Experience with the T65 later led to the development of the T86 carbine, followed by the T91 carbine.

==Design==
The T65 assault rifle is a gas operated, select fire rifle. It uses an AR-15 style two-part aluminum receiver and similar rotating bolt action, although the gas system is a short-stroke gas piston, compared with the AR-15's direct gas impingement system. The piston is located above the barrel and concealed within the handguards. The T65 design replaced the carrying handle of M16 pattern rifles with a rear sight block. The carrying handle returned with the T65K2 (but was removable on the T91 carbine). The T65 uses magazines compatible with AR-15 pattern rifles.

The T65 assault rifle is the first 5.56×45mm NATO rifle adopted by the Taiwanese military, with the project starting in 1968. The design sought to improve the AR-15 design by replacing the direct impingement system with a short stroke gas piston, improving the reliability of the rifle.

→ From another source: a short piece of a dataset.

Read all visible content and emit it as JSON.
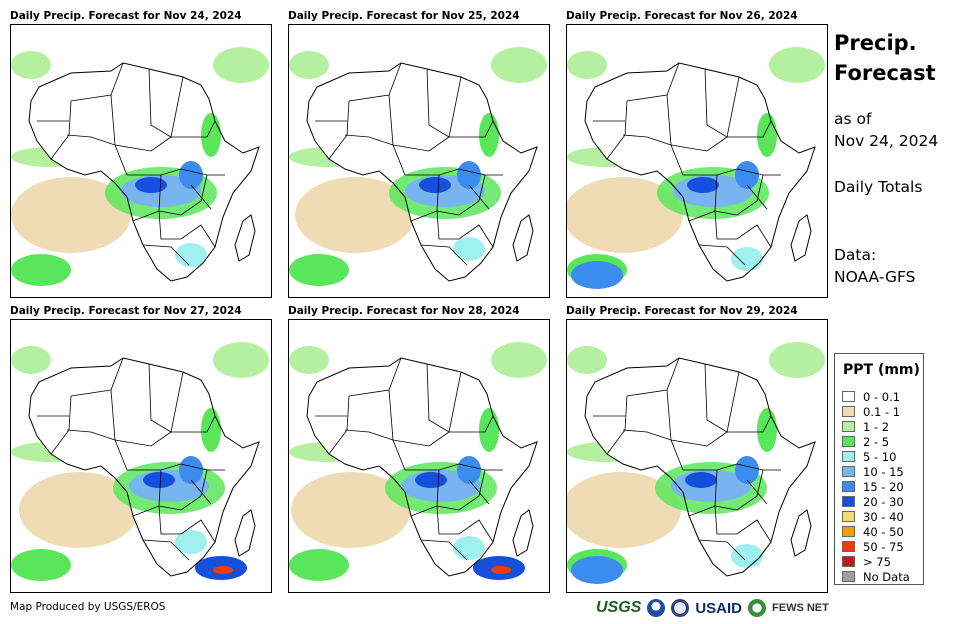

The T65 has a fire selector with three positions: safe, semiautomatic and fully automatic. It takes standard STANAG magazines, and the piston has its own spring recovery. After firing the gas following the bullet pushes the piston towards the receiver, it connects with the front of the bolt carrier, and the bolt carrier is driven back by inertia. The bolt itself is near identical to an AR-15.

It can be equipped with a bayonet, which is a clone of the M7 bayonet.

==Variants==
- T65
- T65K1
- T65K2
  - T65K2 Carbine
- T65K3

==Users==

- Costa Rica: Used by Costa Rican security forces.
- Guatemala
- Dominican Republic
- El Salvador: Used by El Salvadoran military and police.
- Haiti: Used by Haitian police.
- Honduras: Used by Honduran Police.
- Liberia: Reported to be used in the country.
- Libya
- Nicaragua
- Panama: Former rifle of the defunct Panama Defense Forces. Acquired 10,000 before the PDF started to use AK-based assault rifles.